A few weeks ago I was supposed to New York City for a long weekend. I was really looking forward to it, since my kind of people are in NYC rather than in Dallas. (I like the things of Dallas, the museum, the symphony, the indie bookstores, the restaurants, but I need to go to NYC once in a while.) Needless to say, the pandemic put a brutal end to any hope I had of going. So I figured for this post I would daydream about what I would have done if I had gone.
I was supposed to land on Friday afternoon, and on Friday evening I was going to see Who's afraid of Virginia Woolf? at the Booth Theatre. I've loved this play since I've seen the movie with Elizabeth Taylor and Richard Burton, although I was never particularly fond of black and white movies that are black and white on purpose when they could have been in color. The show closed during previews when Broadway was shut down, so it never got to premiere, but what a cast it would have been: Laurie Metcalfe as Martha, Rupert Everett as George, Joe Mantello directing. I hope they film it for television to recoup their costs. The play has so much to say about thwarted ambitions and pent-up anger and outright delusions.

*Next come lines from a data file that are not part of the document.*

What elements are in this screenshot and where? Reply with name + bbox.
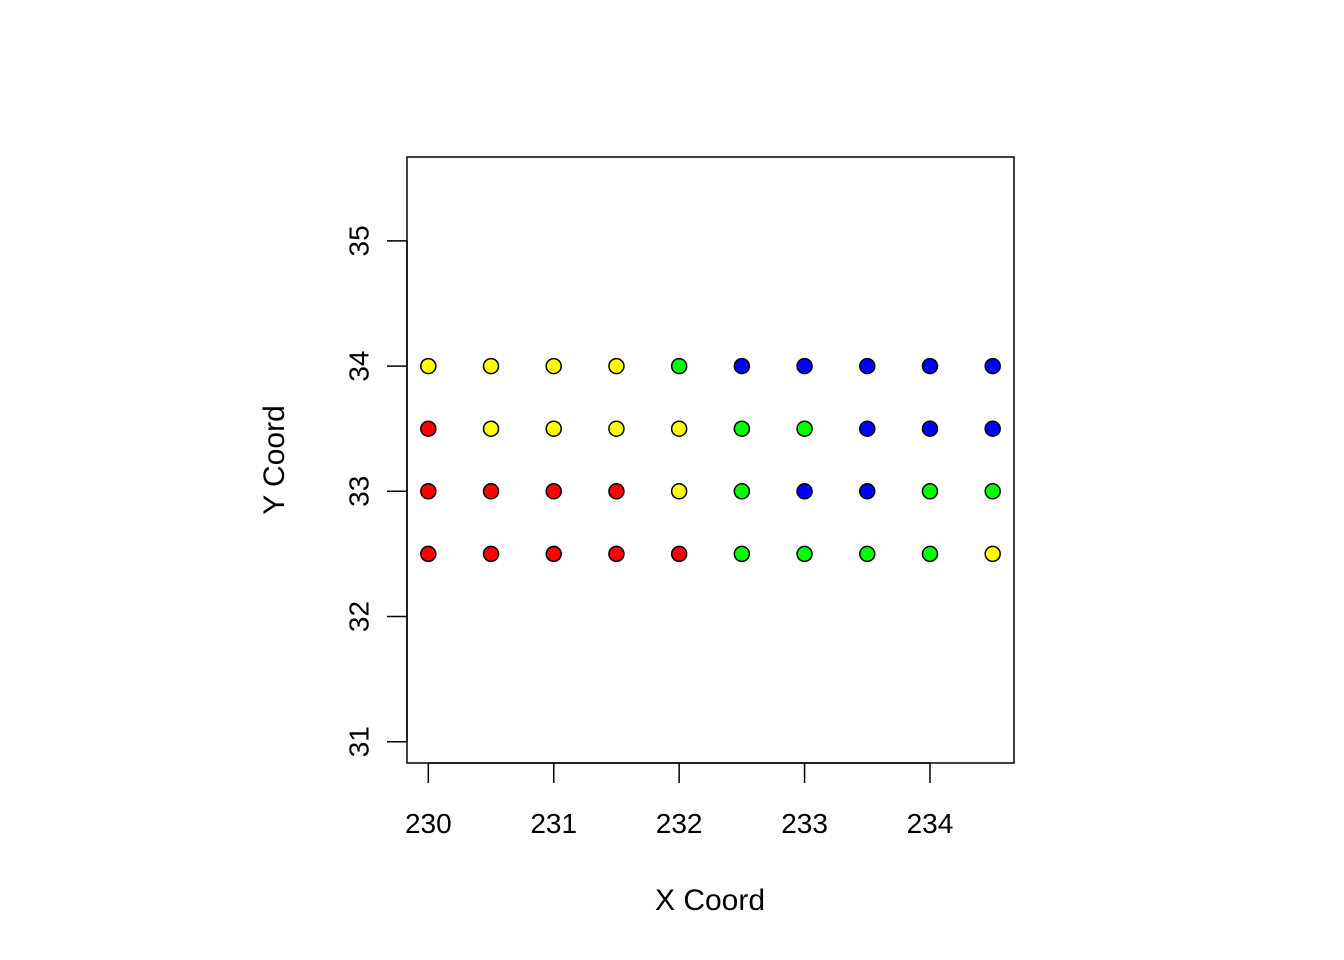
data-point-blue	[984, 357, 1001, 375]
data-point-red	[482, 545, 500, 563]
data-point-yellow	[482, 420, 500, 437]
x-tick-label: 231	[530, 808, 577, 839]
data-point-green	[921, 545, 939, 563]
data-point-yellow	[670, 420, 688, 437]
y-axis: 31 32 33 34 35	[344, 225, 408, 757]
data-point-red	[545, 483, 562, 500]
y-axis-label: Y Coord	[258, 405, 291, 515]
data-point-blue	[859, 420, 876, 437]
data-points	[420, 357, 1001, 563]
data-point-blue	[796, 357, 813, 375]
data-point-red	[482, 483, 500, 500]
data-point-blue	[921, 420, 939, 437]
x-tick-label: 234	[907, 808, 954, 839]
data-point-red	[670, 545, 688, 563]
data-point-green	[733, 545, 751, 563]
data-point-green	[733, 483, 751, 500]
data-point-blue	[733, 357, 751, 375]
data-point-yellow	[545, 357, 562, 375]
data-point-red	[608, 483, 625, 500]
data-point-yellow	[545, 420, 562, 437]
data-point-blue	[796, 483, 813, 500]
x-tick-label: 233	[781, 808, 828, 839]
data-point-green	[796, 545, 813, 563]
data-point-red	[420, 420, 437, 437]
x-tick-label: 232	[656, 808, 703, 839]
data-point-green	[984, 483, 1001, 500]
plot-frame	[406, 156, 1015, 764]
data-point-green	[796, 420, 813, 437]
data-point-blue	[984, 420, 1001, 437]
x-axis: 230 231 232 233 234	[405, 762, 954, 839]
data-point-red	[420, 545, 437, 563]
y-tick-label: 31	[344, 726, 375, 757]
data-point-green	[733, 420, 751, 437]
data-point-yellow	[482, 357, 500, 375]
y-tick-label: 33	[344, 476, 375, 507]
data-point-red	[608, 545, 625, 563]
data-point-red	[420, 483, 437, 500]
y-tick-label: 35	[344, 225, 375, 256]
data-point-yellow	[984, 545, 1001, 563]
data-point-blue	[921, 357, 939, 375]
data-point-yellow	[608, 420, 625, 437]
data-point-blue	[859, 483, 876, 500]
data-point-green	[921, 483, 939, 500]
data-point-green	[859, 545, 876, 563]
data-point-yellow	[608, 357, 625, 375]
x-axis-label: X Coord	[655, 884, 765, 917]
data-point-green	[670, 357, 688, 375]
data-point-yellow	[420, 357, 437, 375]
y-tick-label: 32	[344, 601, 375, 632]
y-tick-label: 34	[344, 351, 375, 382]
data-point-yellow	[670, 483, 688, 500]
x-tick-label: 230	[405, 808, 452, 839]
data-point-red	[545, 545, 562, 563]
data-point-blue	[859, 357, 876, 375]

The following day, I was going to go and see the Vida Americana: Mexican Muralists Remake American Art exhibition at the Whitney, and of course I couldn't be in that neighborhood without stopping at the Rubin. Maybe the Whitney show will be rescheduled (the website says "dates to be announced") but I'm not sure I'll be able to get back to New York any time soon so I got myself the catalog of the exhibition instead. Thank you, online shopping. That evening I was going to attend the New York Philharmonic concert conducted by Jaap van Zweden himself (the music director of the Dallas Symphony Orchestra before he got the NYC job) with Mahler's First on the program and Daniil Trifonov playing Mozart.
The next day I was going to attend a matinee at the Metropolitan Opera of Maria Stuarda. This was one of the last operas I saw at the Met before I moved to Texas and I was truly amazed by the set and the voices, so I wanted to see it again and relive the magic. This was not to be. That day I would also have gotten brunch and/or dinner with local friends, or perhaps a friend down from Boston. I miss face-to-face interactions. Some other time, I suppose.
Then on Monday I was going to see the Dorothea Lange: Words and Pictures exhibit at MoMA and attend the lecture at the New York Historical Society (Ill Winds: Saving Democracy from Russian Rage, Chinese Ambition and American Complacency). None of that came to pass, obviously, but I ordered the Lange catalog in another round of online shopping from Dallas. As of this writing, the Lange exhibition is supposed to open online instead.
I suppose I would have eaten on the Upper West Side at Irving Farm Coffee Roasters, Sweetgreen and Nice Matin. I suppose I would have had a wonderful time, if the pandemic had not struck. But with the pandemic of course the trip was out of the question. Better to stay safe, and read those museum catalogs from Dallas instead.